I know for sure all of my days are held in your hands
Crafted into your perfect plans
You gently called me into your presence
Guiding me by Your Holy Spirit
Teach me dear Lord to live all of my life
Through your eyes
I'm captured by your holy calling
Set me apart. I know you're drawing me to yourself
lead me, Lord. I pray
Oh Take me, mold me, use me, fill me
I give my life to the potter's hand
Oh Call me, guide me, lead me, walk beside me
I give my life to the potter's hand
You gently call me into your presence
Guiding me by your holy spirit
Teach me dear lord to live all of my life through your eyes
I'm captured by your holy calling
Set me apart. I know you're drawing me to yourself
lead me, Lord. I pray
Oh Take me, mold me, use me, fill me
I give my life to the potter's hand
Oh Call me, guide me, lead me, walk beside me
I give my life to the potter's hand"(C) Hillsong United, Shout to the Lord 2000 [1999]
This song came to mind this evening as a result of God Orchestrating dinner on my behalf. You may be asking yourself how do the two events relate. Let me explain.
Since the passing of my father, I have had cough, sore throat and head cold that will not go away despite taking medication, eating cough drops like candy and drinking cold bottles of water as if I were in the desert all to no avail. All the while I have been asked by multiple friends if there is anything they can do for me during this time of grief. I thank them politely and respond with "I can't think of anything."
Then this afternoon as I was about to meet a friend for lunch another friend approached me and expressed her sympathy and asked if there was anything I needed. I said probably but I have such a hard time asking for help. Then she said, "You know where to find me." This friend goes to my church and I realized the Lord was telling me I need Him. And more than that, I know where to find Him and all I need to do is ask. I needed to quit being so polite and acting as if I had it all together and be willing to ask for help, that is what the body of Christ is there for.
Finally, I decided to call my church and express my need. I was sick, I was tired and all of this on top of planning my father's funeral at the end of the day I was emotionally spent and would just look inside my refrigerator or pantry trying to find the desire to cook something. I could use a meal or two during this time. I didn't realize how hard it was for me to admit I needed help. While I was asking for the help, I even tried to take it back and say never mind I didn't want to put anyone out. But the person on the other end would hear of it and insisted on calling my Sunday School teacher to see about setting up a few meals. This is where the Potter's Hands comes in. God is so good.

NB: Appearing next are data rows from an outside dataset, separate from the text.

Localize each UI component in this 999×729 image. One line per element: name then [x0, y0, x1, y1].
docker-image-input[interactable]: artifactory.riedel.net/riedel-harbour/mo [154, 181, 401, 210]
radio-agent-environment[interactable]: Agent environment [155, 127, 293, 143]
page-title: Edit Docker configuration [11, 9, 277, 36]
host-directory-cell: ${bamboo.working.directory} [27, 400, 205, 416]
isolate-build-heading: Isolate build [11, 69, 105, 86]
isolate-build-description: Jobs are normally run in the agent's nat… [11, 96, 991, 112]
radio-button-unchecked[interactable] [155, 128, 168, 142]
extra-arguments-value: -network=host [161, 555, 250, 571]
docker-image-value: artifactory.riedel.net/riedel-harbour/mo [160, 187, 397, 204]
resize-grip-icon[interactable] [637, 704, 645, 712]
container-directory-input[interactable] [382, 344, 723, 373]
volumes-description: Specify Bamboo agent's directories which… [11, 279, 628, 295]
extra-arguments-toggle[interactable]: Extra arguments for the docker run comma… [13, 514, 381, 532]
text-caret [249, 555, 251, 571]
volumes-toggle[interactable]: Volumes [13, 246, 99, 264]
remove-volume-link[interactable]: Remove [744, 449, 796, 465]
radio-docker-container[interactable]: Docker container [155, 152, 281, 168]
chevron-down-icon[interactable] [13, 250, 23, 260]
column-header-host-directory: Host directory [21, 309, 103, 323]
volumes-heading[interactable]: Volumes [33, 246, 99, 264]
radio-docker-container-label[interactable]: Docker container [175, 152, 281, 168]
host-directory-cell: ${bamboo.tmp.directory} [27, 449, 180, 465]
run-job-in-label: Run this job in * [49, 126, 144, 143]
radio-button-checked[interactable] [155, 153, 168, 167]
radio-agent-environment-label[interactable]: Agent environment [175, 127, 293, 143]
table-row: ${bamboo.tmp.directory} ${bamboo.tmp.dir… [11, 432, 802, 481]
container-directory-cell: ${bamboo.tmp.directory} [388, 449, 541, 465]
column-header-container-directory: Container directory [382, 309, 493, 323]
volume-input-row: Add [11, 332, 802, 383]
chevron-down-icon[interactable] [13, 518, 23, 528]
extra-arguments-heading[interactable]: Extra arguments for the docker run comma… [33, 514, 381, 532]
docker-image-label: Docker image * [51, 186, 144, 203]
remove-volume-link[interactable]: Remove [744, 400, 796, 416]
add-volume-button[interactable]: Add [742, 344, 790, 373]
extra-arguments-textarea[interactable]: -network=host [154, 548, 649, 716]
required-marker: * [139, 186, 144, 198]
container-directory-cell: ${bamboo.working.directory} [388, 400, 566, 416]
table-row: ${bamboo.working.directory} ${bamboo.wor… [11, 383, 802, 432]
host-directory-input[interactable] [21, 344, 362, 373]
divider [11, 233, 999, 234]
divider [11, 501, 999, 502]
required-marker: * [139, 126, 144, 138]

My Sunday School teacher called later that afternoon and could hear the hoarseness in my voice and asked what I felt like for dinner. He said he wasn't a great cook so he was going to pick something up and did I have a preference. I said no. He asked if soup sounded good and I said YES! I had been thinking about soup all day and had some for lunch even. He then asked if I would like Egg Drop Soup from a Chinese restaurant in town that just so happens to be my favorite place to get Egg Drop Soup when I am sick and the very thing my own father used to do for me when I was sick. I said I would love the soup. It was perfect, exactly what I needed. And it was. He then asked if I'd like the crackers with it and maybe Crab Rangoons; all of the things my own father would bring to me when I was sick.
God is so good to orchestrate every detail of our lives if we will let Him. He has good gifts He wants to give us. He is waiting for us to ask Him.